Majelis


”Majelis”

 

 Oleh : Senja Jingga Purnama (@pecandusastra96)

Bintang Untuk Noah Part 3


"Tulisan ini merupakan, lanjutan tulisan kedua........ Untuk membaca tulisan kedua, silahkan klik >>> Hari-Hari Sepi!"

NB : Tulisan ini dibuat sebagai bahan bacaan. terinspirasi dari kisah nyata yang diangkat dalam novel persahabatan dan persaudaraan. Agar setiap tulisan yang dibaca memiliki kesinambungan, maka diharapkan untuk selalu update dan membaca kisah selanjutnya, pada judul-judul selanjutnya. Saya ucapkan terima kasih, untuk semua yang sudah mampir. Harapan saya semua membantu share, dan memberi kritik, saran, serta masukan yang membangun. suwun.

follow instagram : @pecandusastra96

Twitter : @pecandusastra96

Email : disisisf.bpun@gmail.com 


             “Purnama.. Purnama” –“Kemana saja anak bujang, sedari tadi tidak kelihatan wujudnya” Bu Muslimah mendesis. Sejak tadi ia keliling mencari putranya itu, tak juga kunjung ketemu. Nampaknya ia mulai garang, matanya melotot.

 

          Petang kian menghilang, malam mulai berlabuh.

 

          “Rupanya kau disini, pantas saja sedari tadi mama tidak melihatmu,” –“Purnama. Bangun. Bangun. Apa kau tak dengar suara adzan berkumandang,” ia semakin kesal sebab anak lelakinya tidak juga terbangun dari tempat pembaringan. Seusai sholat ashar Purnama terlelap di kamarnya.

 

          Spontan. Purnama terkaget sebab suara bising Bu Muslimah yang sedari tadi membangunkan dirinya. Lelah begitu sangat menghakimi dirinya. Ia terpaksa terlelap tak berdaya dalam dunia yang entah-berantah. Pulau kapuk mengutuk, membuat dirinya begitu terlelap tak sadarkan diri.
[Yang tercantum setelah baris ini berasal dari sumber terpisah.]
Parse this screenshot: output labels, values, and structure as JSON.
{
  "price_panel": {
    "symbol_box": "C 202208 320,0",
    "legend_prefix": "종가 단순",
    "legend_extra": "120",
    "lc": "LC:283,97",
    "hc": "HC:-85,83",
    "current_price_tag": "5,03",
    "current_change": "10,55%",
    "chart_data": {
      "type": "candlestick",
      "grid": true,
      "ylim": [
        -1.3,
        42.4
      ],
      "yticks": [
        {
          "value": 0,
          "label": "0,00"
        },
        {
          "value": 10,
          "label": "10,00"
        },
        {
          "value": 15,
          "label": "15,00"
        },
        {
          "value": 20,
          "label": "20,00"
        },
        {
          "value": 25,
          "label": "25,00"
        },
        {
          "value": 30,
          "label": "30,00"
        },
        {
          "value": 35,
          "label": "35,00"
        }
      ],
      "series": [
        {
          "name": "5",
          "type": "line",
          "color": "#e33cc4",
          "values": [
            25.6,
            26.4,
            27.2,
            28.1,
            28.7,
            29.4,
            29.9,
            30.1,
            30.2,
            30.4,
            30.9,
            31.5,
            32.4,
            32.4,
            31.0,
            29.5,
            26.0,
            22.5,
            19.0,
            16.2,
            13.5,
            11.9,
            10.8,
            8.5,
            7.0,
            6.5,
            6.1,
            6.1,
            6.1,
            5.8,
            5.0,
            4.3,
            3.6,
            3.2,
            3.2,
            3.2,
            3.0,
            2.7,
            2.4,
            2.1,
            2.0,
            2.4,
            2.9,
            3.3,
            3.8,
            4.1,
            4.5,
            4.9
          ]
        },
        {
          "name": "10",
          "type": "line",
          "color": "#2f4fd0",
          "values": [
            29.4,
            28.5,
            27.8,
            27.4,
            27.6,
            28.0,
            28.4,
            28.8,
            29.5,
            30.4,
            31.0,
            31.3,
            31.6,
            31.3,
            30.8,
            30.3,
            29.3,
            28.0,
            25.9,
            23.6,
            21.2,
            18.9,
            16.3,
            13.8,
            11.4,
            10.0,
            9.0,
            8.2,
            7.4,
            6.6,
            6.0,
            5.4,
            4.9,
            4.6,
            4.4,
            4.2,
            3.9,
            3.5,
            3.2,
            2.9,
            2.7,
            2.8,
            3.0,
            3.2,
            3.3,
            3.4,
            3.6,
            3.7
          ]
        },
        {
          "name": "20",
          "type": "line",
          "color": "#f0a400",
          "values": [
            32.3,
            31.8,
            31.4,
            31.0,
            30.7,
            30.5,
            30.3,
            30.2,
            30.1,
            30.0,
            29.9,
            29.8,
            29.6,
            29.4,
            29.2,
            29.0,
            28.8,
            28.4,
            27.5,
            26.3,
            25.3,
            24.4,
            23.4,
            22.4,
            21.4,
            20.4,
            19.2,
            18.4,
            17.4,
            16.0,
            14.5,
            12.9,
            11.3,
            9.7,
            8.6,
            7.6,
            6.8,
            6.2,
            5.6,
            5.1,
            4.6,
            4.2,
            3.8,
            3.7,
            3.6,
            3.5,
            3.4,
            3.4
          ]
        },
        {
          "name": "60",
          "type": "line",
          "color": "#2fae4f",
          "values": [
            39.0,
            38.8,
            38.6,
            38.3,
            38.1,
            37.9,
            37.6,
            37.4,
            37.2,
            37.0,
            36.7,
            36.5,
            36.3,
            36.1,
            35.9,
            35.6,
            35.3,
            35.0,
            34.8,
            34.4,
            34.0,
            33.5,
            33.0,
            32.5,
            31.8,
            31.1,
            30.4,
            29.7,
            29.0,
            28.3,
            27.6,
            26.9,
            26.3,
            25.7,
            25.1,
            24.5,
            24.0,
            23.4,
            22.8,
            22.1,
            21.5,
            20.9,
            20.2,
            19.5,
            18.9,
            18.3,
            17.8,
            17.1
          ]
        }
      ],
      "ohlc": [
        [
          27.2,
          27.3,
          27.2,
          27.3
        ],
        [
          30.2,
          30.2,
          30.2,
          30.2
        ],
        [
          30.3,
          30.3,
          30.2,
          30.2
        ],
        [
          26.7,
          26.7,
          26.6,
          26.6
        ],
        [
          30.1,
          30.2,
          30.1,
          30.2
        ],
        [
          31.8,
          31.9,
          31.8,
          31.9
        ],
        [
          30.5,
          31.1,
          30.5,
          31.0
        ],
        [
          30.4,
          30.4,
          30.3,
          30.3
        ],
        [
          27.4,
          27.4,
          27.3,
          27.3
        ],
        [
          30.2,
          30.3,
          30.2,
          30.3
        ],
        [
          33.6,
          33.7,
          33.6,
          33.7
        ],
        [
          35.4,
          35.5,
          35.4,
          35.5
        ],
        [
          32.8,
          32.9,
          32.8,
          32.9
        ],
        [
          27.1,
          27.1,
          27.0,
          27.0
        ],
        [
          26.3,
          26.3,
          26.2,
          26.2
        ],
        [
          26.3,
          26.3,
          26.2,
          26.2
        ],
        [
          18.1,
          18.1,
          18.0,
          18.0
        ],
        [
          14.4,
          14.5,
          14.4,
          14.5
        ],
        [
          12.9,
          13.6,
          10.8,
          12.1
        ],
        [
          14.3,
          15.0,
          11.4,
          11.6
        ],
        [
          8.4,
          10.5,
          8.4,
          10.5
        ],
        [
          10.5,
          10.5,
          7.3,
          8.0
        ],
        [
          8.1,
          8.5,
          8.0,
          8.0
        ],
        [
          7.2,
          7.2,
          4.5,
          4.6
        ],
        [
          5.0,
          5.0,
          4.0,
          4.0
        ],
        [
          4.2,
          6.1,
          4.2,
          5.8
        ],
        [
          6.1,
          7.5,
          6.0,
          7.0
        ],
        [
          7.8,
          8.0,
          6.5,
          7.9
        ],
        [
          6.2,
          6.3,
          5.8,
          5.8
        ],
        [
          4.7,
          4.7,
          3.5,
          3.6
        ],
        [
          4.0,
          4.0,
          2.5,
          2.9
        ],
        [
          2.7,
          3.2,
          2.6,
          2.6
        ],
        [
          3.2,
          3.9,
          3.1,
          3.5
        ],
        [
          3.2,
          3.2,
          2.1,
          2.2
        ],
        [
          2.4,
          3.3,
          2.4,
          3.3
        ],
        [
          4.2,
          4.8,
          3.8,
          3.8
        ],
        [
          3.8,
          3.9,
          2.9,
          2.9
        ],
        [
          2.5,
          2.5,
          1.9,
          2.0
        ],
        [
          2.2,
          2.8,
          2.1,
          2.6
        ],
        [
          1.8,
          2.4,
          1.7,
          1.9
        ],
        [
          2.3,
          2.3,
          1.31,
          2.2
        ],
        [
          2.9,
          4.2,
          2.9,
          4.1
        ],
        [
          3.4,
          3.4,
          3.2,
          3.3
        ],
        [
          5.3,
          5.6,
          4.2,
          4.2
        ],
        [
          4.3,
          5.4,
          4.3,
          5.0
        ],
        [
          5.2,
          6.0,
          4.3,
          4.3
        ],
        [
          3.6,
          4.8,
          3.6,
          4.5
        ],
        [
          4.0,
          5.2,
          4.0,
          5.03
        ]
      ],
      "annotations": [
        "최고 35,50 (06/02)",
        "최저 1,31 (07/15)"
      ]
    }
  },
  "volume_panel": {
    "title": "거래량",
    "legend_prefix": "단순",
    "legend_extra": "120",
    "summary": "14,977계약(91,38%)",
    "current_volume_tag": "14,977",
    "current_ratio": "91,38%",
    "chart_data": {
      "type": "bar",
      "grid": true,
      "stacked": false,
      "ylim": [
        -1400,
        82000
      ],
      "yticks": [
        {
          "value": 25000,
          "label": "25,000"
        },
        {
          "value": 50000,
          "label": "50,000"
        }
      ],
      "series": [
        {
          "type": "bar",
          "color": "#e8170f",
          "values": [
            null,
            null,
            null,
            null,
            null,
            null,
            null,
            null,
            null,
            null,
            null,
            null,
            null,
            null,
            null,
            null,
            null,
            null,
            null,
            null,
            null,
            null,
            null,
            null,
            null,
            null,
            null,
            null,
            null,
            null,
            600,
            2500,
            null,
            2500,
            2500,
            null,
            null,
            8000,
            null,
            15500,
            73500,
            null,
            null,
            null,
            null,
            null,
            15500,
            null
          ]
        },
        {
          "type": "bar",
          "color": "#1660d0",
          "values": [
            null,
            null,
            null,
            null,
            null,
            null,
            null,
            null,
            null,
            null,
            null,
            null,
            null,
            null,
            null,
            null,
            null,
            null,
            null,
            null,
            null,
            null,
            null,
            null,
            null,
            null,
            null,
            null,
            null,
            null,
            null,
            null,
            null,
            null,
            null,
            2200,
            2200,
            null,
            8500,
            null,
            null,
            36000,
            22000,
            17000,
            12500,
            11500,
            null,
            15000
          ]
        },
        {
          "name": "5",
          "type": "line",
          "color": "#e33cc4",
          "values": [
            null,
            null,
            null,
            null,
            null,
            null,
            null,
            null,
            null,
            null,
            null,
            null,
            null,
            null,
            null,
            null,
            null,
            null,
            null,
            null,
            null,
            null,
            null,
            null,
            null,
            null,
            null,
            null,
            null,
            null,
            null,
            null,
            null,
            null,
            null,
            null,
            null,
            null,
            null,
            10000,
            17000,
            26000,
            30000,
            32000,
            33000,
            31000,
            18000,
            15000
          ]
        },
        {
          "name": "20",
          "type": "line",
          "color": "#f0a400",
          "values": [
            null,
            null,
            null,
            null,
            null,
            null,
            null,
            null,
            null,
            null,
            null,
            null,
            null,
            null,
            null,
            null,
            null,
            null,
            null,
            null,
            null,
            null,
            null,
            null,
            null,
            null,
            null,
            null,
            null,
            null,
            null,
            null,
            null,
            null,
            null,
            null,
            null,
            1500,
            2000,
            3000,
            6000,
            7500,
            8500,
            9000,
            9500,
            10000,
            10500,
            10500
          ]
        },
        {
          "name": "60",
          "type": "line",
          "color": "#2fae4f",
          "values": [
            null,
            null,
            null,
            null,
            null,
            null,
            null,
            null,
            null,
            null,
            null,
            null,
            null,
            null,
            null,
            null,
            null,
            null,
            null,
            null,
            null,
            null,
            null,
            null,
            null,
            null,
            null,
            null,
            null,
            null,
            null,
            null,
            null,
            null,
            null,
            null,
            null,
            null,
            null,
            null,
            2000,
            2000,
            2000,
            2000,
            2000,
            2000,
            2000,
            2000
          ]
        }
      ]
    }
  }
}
Sejak pagi hingga menjelang sore hari waktu ia habiskan untuk rewang. Berbenah di Yayasan Permata pimpinan Ustadz Habiburrahman. Putra nya, Mas Ibrahim beberapa pekan lalu telah usai melaksanakan akad nikah (walimatul ursyi) dengan wanita pilihannya. Esok merupakan hari perayaan bagi kedua mempelai (resepsi). Menjadi raja dan ratu dalam sehari.

          Sebagaimana aktivitas rutinan setiap triwulan dilaksanakan. Majelis yang digelar setiap tanggal lima belas selama tiga bulan sekali. Tepat kali ini, majelis digelar malam nanti. Bertepatan sama dengan perayaan pernikahan Arkan, hanya saja majelis diadakan malam hari dan resepsi esok pagi.

 

          Purnama beranjak dari ranjang pembaringan, tempat kesayangannya yang membuat ia terlelap tak sadarkan diri hingga lupa waktu. Matanya melirik kearah sudut dinding kamar, sebuah jam berukuran sedang terpampang pada dinding bagian atas pintu kamar, berbentuk bulat dengan desain club bola favoritnya; Barcaleona. Menunjukkan pukul 18.15. begitu terlelap hingga maghrib tiba, terhanyut dalam dunia mimpi, sebab lelah seharian. Usai melaksanakan ibadah sholat maghrib bersama Mama. Segera ia siap-siap guna menghadiri majelis rutinan di Yayasan Permata. Satu kilo dari rumahnya di Gang Melati.

           Majelis nanti ia berharap tidak lagi bertatap muka dengan sahabatnya; Ridwan. Terlalu banyak luka yang tergoreskan hanya karena memperjuangkan orang yang sama sekali tak pernah menghargainya. Orang yang ia anggap saudara, yang ia perlakukan dengan baik, justru berkhianat dan menjelekan dirinya, menusuk dari belakang.

Mata Purnama berlinang. menatap indah sebuah gambar pada kamarnya. Foto kenangan saat awal-awal keakraban ia dengan sahabatnya itu, yang kini menjadi bagian dari keluarga dan kisah hidupnya. Kini semua berakhir dengan luka.

 

          Ia begitu optimis, semua luka akan segera menemukan penawar. Dilepaskannya foto itu dari bingkai yang terpasang. Ia tidak ingin berlarut dalam kesedihan, sebab hal itu hanya memperburuk keadaan.

 

          “Semua akan berakhir malam ini” –Gambar ini akan segera menemukan pengganti. Bersama derai air mata, Purnama merobek foto kenangan dan membakarnya bersama luka-luka yang terpahat pada hati. “Bismillah. Aku ikhlas semua pergi. Terima kasih atas kenangan yang kau ukir, semoga luka segera membaik.”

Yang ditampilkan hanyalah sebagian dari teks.